Timothy Keller, What Is Wrong with the World? The Surprising, Hopeful Answer to the Question We Cannot Avoid (Zondervan, 2025)

It is not easy to write a compelling, heartwarming, devotional book on sin. The subject lends itself to treatments that either breathe fire or water things down, depending on the audience. It’s hard to get to the heart of human sinfulness in a way that both exposes and explains, confronting the sin while comforting the sinner. The fact that Tim Keller has done both in What Is Wrong with the World? is testimony to his remarkable preaching ministry and to the skill with which his wife, Kathy, has posthumously presented it.

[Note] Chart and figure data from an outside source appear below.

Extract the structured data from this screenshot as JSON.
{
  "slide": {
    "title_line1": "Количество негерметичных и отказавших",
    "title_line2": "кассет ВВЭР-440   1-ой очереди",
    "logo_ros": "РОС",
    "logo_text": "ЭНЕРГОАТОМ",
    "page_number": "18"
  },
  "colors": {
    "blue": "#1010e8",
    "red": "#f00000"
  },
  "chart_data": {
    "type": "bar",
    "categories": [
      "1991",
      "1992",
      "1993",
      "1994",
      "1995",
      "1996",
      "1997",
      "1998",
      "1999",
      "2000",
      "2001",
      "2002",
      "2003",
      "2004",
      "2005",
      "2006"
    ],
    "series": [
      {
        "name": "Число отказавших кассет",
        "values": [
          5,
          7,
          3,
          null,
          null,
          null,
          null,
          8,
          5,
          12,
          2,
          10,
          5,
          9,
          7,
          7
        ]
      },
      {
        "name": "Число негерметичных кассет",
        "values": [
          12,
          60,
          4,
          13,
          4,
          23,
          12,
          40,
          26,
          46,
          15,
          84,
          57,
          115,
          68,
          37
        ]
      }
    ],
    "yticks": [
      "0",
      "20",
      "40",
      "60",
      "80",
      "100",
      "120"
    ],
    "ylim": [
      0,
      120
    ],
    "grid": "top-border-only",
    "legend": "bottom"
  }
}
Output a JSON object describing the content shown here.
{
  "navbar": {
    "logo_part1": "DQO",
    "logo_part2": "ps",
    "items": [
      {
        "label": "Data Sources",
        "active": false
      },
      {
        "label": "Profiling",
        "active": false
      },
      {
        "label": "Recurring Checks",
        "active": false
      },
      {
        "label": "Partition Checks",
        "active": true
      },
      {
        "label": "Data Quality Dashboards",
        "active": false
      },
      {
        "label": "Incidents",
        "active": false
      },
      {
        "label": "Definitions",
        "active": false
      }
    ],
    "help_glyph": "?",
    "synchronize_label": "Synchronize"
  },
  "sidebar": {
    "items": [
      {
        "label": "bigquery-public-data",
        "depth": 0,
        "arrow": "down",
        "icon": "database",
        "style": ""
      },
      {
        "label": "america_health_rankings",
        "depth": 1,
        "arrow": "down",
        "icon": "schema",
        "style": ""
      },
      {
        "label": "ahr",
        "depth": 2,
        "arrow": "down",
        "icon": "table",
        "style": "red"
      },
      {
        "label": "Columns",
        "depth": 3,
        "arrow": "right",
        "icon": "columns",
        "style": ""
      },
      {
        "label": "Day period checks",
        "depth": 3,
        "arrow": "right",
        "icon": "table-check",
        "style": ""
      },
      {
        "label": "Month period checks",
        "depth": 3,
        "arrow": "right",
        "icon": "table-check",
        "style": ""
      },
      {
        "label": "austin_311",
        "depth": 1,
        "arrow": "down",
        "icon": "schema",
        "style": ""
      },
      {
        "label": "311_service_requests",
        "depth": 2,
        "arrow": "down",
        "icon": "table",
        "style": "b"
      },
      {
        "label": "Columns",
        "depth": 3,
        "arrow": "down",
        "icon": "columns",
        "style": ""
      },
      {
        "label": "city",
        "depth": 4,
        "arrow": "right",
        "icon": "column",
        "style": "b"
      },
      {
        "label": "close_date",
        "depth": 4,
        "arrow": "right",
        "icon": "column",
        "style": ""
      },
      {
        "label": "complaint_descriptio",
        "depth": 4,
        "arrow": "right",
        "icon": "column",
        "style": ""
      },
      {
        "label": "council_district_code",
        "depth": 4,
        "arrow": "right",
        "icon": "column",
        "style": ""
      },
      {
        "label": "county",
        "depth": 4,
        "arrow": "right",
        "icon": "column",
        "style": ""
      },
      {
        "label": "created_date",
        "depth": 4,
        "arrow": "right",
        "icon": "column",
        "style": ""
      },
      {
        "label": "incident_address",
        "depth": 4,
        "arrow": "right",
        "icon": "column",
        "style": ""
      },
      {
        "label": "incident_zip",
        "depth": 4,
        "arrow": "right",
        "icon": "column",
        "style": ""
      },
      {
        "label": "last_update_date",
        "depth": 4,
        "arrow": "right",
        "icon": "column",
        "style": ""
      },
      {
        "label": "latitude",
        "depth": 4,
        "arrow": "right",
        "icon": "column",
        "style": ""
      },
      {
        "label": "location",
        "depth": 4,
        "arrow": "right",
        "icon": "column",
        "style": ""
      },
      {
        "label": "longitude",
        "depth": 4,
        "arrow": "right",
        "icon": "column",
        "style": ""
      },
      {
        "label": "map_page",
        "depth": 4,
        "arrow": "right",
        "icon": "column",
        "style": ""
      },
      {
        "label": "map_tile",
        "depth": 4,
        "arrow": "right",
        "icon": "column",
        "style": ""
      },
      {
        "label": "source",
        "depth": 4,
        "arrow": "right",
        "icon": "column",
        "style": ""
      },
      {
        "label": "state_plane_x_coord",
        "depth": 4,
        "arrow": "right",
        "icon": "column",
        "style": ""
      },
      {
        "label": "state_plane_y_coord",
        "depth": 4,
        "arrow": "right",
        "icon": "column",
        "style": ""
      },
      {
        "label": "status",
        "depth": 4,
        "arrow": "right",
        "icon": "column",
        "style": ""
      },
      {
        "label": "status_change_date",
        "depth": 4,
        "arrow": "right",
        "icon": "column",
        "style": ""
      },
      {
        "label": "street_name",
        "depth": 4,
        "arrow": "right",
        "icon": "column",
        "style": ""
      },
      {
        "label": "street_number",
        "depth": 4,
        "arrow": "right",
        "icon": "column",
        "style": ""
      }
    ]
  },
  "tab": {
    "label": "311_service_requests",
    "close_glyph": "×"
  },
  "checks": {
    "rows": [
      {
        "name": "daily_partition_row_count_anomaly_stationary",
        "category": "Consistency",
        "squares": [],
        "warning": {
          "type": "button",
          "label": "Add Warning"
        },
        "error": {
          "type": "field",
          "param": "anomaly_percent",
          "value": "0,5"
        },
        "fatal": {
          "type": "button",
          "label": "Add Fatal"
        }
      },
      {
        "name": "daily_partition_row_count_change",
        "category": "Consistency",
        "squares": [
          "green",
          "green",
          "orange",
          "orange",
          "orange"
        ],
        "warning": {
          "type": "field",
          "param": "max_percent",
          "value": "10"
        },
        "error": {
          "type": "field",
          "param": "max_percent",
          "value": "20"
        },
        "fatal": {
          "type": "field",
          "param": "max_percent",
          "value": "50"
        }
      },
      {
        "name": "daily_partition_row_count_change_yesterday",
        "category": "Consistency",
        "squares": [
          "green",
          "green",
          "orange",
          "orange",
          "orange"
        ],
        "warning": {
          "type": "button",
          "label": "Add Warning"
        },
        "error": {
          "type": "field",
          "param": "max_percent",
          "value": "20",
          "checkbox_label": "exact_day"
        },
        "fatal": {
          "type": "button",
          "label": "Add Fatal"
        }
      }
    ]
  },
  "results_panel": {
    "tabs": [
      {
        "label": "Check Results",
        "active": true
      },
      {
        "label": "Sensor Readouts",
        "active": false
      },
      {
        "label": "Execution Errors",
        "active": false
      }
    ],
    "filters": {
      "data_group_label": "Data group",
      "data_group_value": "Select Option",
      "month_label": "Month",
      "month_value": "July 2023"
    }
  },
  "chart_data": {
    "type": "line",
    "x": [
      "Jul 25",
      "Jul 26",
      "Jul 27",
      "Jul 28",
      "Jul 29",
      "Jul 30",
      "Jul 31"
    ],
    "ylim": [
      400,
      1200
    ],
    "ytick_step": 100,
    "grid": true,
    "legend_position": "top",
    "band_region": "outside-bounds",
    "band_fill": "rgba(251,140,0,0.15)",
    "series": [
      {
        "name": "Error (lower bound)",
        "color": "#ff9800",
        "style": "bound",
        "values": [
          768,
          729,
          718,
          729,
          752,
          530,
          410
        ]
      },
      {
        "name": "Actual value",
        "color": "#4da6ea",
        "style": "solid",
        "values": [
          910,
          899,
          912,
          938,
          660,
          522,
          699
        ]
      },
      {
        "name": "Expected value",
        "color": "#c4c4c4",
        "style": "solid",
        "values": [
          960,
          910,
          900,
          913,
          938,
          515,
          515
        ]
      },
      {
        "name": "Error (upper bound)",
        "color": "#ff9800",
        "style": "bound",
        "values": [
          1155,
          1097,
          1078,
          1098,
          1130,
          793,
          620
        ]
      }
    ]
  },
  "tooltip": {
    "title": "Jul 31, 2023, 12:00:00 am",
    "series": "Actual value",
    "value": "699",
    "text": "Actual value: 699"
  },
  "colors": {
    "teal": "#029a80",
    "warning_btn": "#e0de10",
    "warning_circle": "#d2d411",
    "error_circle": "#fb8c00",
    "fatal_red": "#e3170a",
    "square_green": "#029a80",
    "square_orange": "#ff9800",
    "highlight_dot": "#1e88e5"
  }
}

Keller’s approach is to show us seven ways in which the Scriptures picture sin, each rooted in a different biblical narrative. In the story of Cain, sin is a predator crouching at the door. In the story of Saul, it shows a frightening capacity for self-deception. In Jesus’ parables, sin is leaven, quietly but inevitably spreading until it is rooted out. To Jeremiah, sin is mistrust; with Jonah, self-righteousness; with Naaman, leprosy; with the Israelites in the wilderness, slavery.

Each picture receives a chapter full of biblical wisdom, psychological insight, practical illustration, and gospel hope, and each impressively reads like a book chapter rather than a transcribed sermon, which makes it a refreshing joy to read (also impressive, given the topic). The book concludes with two chapters on true repentance drawing from Psalm 51. Highly recommended.

Blaise Pascal, Pensées (1670)

Blaise Pascal (1623–1662) was a genius. He gave his name to a philosophical dilemma, a unit of pressure, and a mathematical triangle—and he only lived to the age of 39. But he was also a deeply thoughtful Jansenist theologian whose blend of biblical observation, cultural analysis, apologetic wit, and charismatic experience makes him fascinating to read on nearly any topic.

Many of his theological arguments have extraordinary sticking power. The Pensées (literally, “thoughts”) are an eclectic assembly of them, in the form of aphorisms, one-liners, paragraphs, short essays, and personal testimonies. Yet they still sparkle nearly four centuries later.

Some have become familiar. Many readers will have come across his wager about betting on God’s existence or his quip that the sole cause of humanity’s unhappiness is that people does not know how to stay quietly in their room. (For Pascal, the reason for leaving his room is that if he stays there quietly, then he thinks about death, so he fills his life with diversions instead.)

His evangelistic method has also been highly influential: Since people despise religion and are afraid it might be true, we have to first show that religion is worthy of respect, then make good people want it to be true. Only then do we show that it is.

But the book also fizzes with humor, penetrating apologetics, and biblical insight. (I will never read the Joseph story the same way again.) Most of all, Pensées displays a deep love for Jesus.

Andrew Wilson is teaching pastor at King’s Church London and author of Remaking the World: How 1776 Created the Post-Christian West.